Wulff, once seen as one of the country’s brightest political talents, served just 20 months as president before he resigned in disgrace last year over accusations he accepted favours before he was elected president in 2010.
Wulff, 54, a former ally of Chancellor Angela Merkel, denied the allegations, saying he hoped to clear his name with a victory in court after rejecting an offer from state prosecutors to settle the case with an out-of-court payment.
“This is certainly not an easy day for me,” Wulff told reporters on his way into the court in Hanover, the capital of Lower Saxony where he was the state premier from 2003 to 2010.
“I’m quite confident that I’ll be able to clear away the last remaining charges against me,” Wulff said.
Wulff’s fall from the pinnacle of German politics to the Hanover courtroom dock has fascinated Germans, becoming the subject of countless talk shows and films.
It was also an embarrassment to Merkel, who hand-picked Wulff as her candidate for president in 2010 and stuck with her party ally as the controversy grew to fever pitch.
The scandal also hurt Merkel’s Christian Democrats (CDU) and contributed to her party’s defeat in the Lower Saxony regional election in January.
Wulff, a rising star in the CDU and a popular regional leader who was once even tipped to succeed Merkel, resigned on Feb. 17, 2012, after prosecutors asked parliament to lift his immunity on suspicion he had accepted undue privileges.
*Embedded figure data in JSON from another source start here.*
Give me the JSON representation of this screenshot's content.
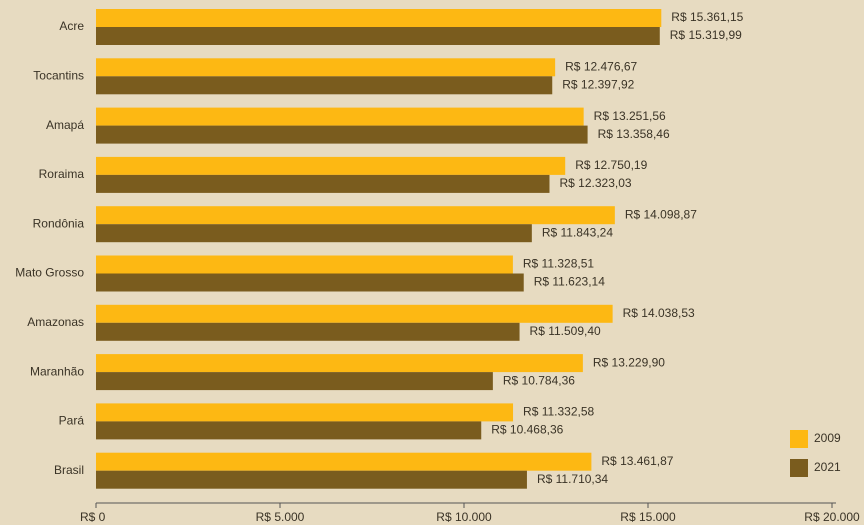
{
  "chart_data": {
    "type": "bar",
    "orientation": "horizontal",
    "categories": [
      "Acre",
      "Tocantins",
      "Amapá",
      "Roraima",
      "Rondônia",
      "Mato Grosso",
      "Amazonas",
      "Maranhão",
      "Pará",
      "Brasil"
    ],
    "series": [
      {
        "name": "2009",
        "color": "#fdb813",
        "values": [
          15361.15,
          12476.67,
          13251.56,
          12750.19,
          14098.87,
          11328.51,
          14038.53,
          13229.9,
          11332.58,
          13461.87
        ],
        "value_labels": [
          "R$ 15.361,15",
          "R$ 12.476,67",
          "R$ 13.251,56",
          "R$ 12.750,19",
          "R$ 14.098,87",
          "R$ 11.328,51",
          "R$ 14.038,53",
          "R$ 13.229,90",
          "R$ 11.332,58",
          "R$ 13.461,87"
        ]
      },
      {
        "name": "2021",
        "color": "#7a5c1e",
        "values": [
          15319.99,
          12397.92,
          13358.46,
          12323.03,
          11843.24,
          11623.14,
          11509.4,
          10784.36,
          10468.36,
          11710.34
        ],
        "value_labels": [
          "R$ 15.319,99",
          "R$ 12.397,92",
          "R$ 13.358,46",
          "R$ 12.323,03",
          "R$ 11.843,24",
          "R$ 11.623,14",
          "R$ 11.509,40",
          "R$ 10.784,36",
          "R$ 10.468,36",
          "R$ 11.710,34"
        ]
      }
    ],
    "xlim": [
      0,
      20000
    ],
    "xticks": [
      {
        "value": 0,
        "label": "R$ 0"
      },
      {
        "value": 5000,
        "label": "R$ 5.000"
      },
      {
        "value": 10000,
        "label": "R$ 10.000"
      },
      {
        "value": 15000,
        "label": "R$ 15.000"
      },
      {
        "value": 20000,
        "label": "R$ 20.000"
      }
    ],
    "legend": "lower right"
  }
}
The charges stem from Wulff’s visit in 2008 to the Munich Oktoberfest beer festival. Prosecutors say film producer David Groenewold covered his hotel and meal expenses worth 719 euros.
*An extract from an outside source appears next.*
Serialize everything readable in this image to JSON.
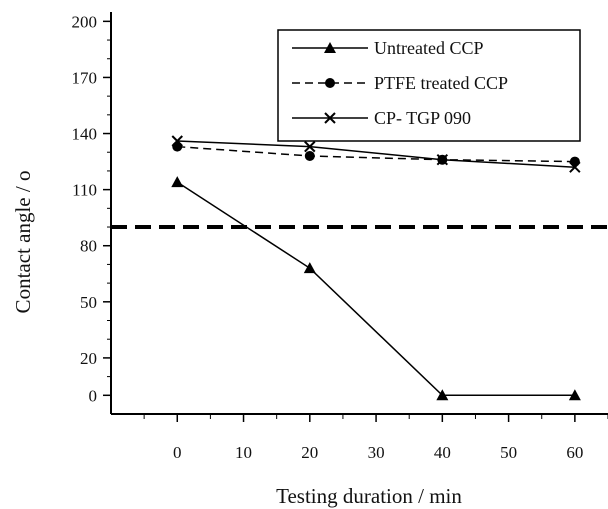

State prosecutors will argue that in exchange Wulff wrote a letter to the chairman of Siemens, on behalf of Groenewold, seeking financial support for one of his film’s production entitled “John Rabe”, about a war-era Siemens manager in China.
If convicted on the corruption charges, Wulff could face up to three years in jail. The trial, by three judges but no jury, is expected to last until April, with some 22 court dates.
Wulff’s reputation had already suffered after Bild daily accused him in 2011 of misleading the Lower Saxony state parliament over a cheap home loan from a businessman friend.
Wulff later expressed regret for misleading the assembly and apologised for threatening the editor of Bild with “war” if he published the story.
Nevertheless, a stream of allegations about flight upgrades, hotel stays and gifts followed, eroding his credibility.
Germans traditionally look to their president, a largely ceremonial office above politics, as a source of moral authority in society and a counterbalance to the government.
After he resigned, East German anti-Communist dissident and rights activist Joachim Gauck was elected president.
Shortly after World War Two, Grand Admiral Karl Doenitz was the first German president put on trial. He was convicted at the 1945/46 Nuremberg military tribunals and spent 10 years in a West Berlin jail.